South-east Asia’s second-largest economy expanded a seasonally adjusted 1.8 per cent in the December quarter from the previous three months, data from the National Economic and Social Development Council showed on Monday (Feb 21), outstripping a forecast 1.4 per cent increase in a Reuters poll, and after a revised seasonally adjusted 0.9 per cent contraction in the third quarter.
The economy is likely to perform well in the first quarter of this year, based on indicators so far, but there is some inflationary pressure, NESDC chief Danucha Pichayanan told a news conference.
“The main driver will be exports and fiscal disbursement, with tourism and domestic consumption adding to the support,” he said.
From a year earlier, gross domestic product (GDP) grew 1.9 per cent in October-December, beating a forecast 0.7 per cent rise, and against a revised 0.2 per cent contraction in the previous three months.
Exports, a key driver of Thai growth, jumped 21.3 per cent in the December quarter from a year earlier while private consumption rose 0.3 per cent. There were about 340,000 foreign tourists in the fourth quarter of 2021, up from 45,000 in the previous three months.
Thailand resumed a quarantine waiver for foreign tourists this month to help revive its vital tourism sector, which normally accounts for about 12 per cent of Thai GDP.

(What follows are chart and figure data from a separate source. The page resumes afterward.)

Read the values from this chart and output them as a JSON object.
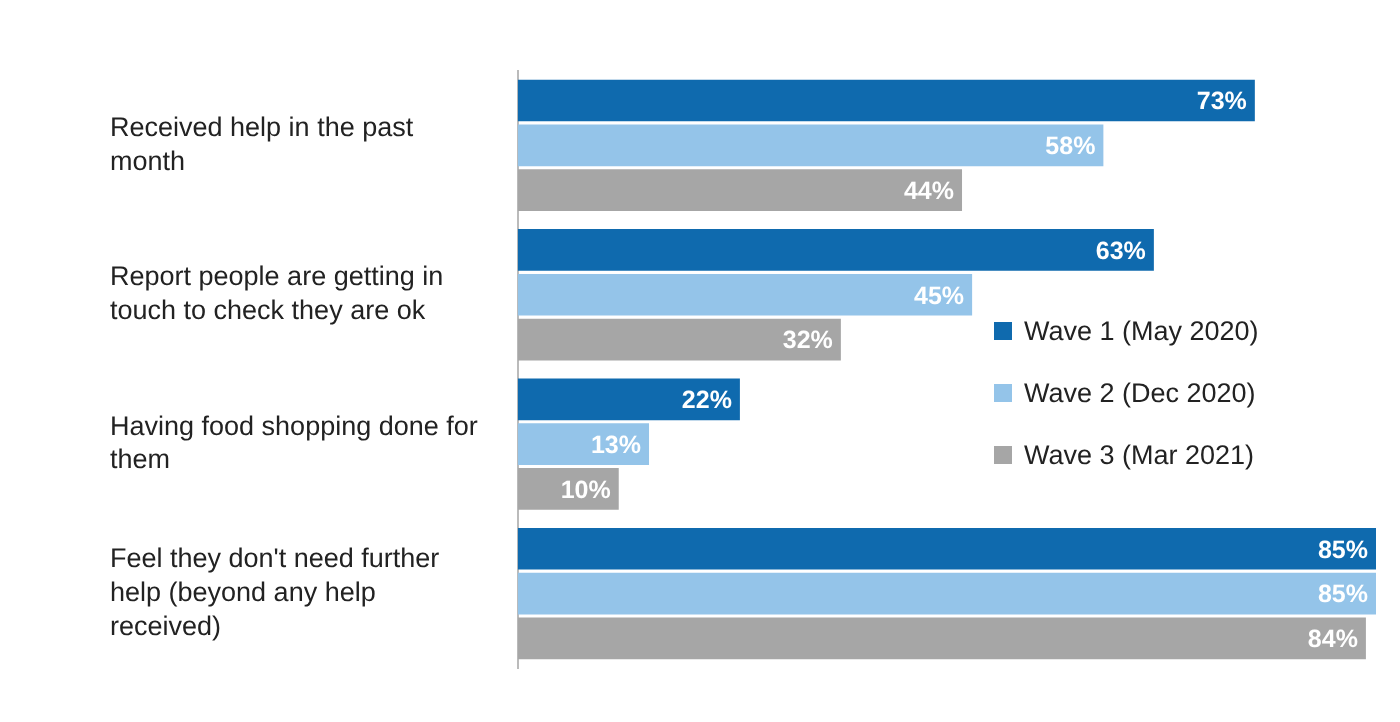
{
  "chart_data": {
    "type": "bar",
    "orientation": "horizontal",
    "categories": [
      "Received help in the past month",
      "Report people are getting in touch to check they are ok",
      "Having food shopping done for them",
      "Feel they don't need further help (beyond any help received)"
    ],
    "series": [
      {
        "name": "Wave 1 (May 2020)",
        "color": "#0f6aae",
        "values": [
          73,
          63,
          22,
          85
        ],
        "value_labels": [
          "73%",
          "63%",
          "22%",
          "85%"
        ]
      },
      {
        "name": "Wave 2 (Dec 2020)",
        "color": "#94c4e9",
        "values": [
          58,
          45,
          13,
          85
        ],
        "value_labels": [
          "58%",
          "45%",
          "13%",
          "85%"
        ]
      },
      {
        "name": "Wave 3 (Mar 2021)",
        "color": "#a6a6a6",
        "values": [
          44,
          32,
          10,
          84
        ],
        "value_labels": [
          "44%",
          "32%",
          "10%",
          "84%"
        ]
      }
    ],
    "grid": false,
    "legend": "right"
  }
}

The state planning agency expected 5.5 million tourists in 2022, up from a forecast of 5 million in November. But that’s still well below 40 million foreign tourists in 2019, suggesting the economic recovery will be slow and uneven.
The agency maintained its forecast export growth at 4.9 per cent this year.
The government has introduced billions of dollars of relief measures to revive the economy while the central bank has left its key rate unchanged at a record low of 0.50 per cent since May 2020.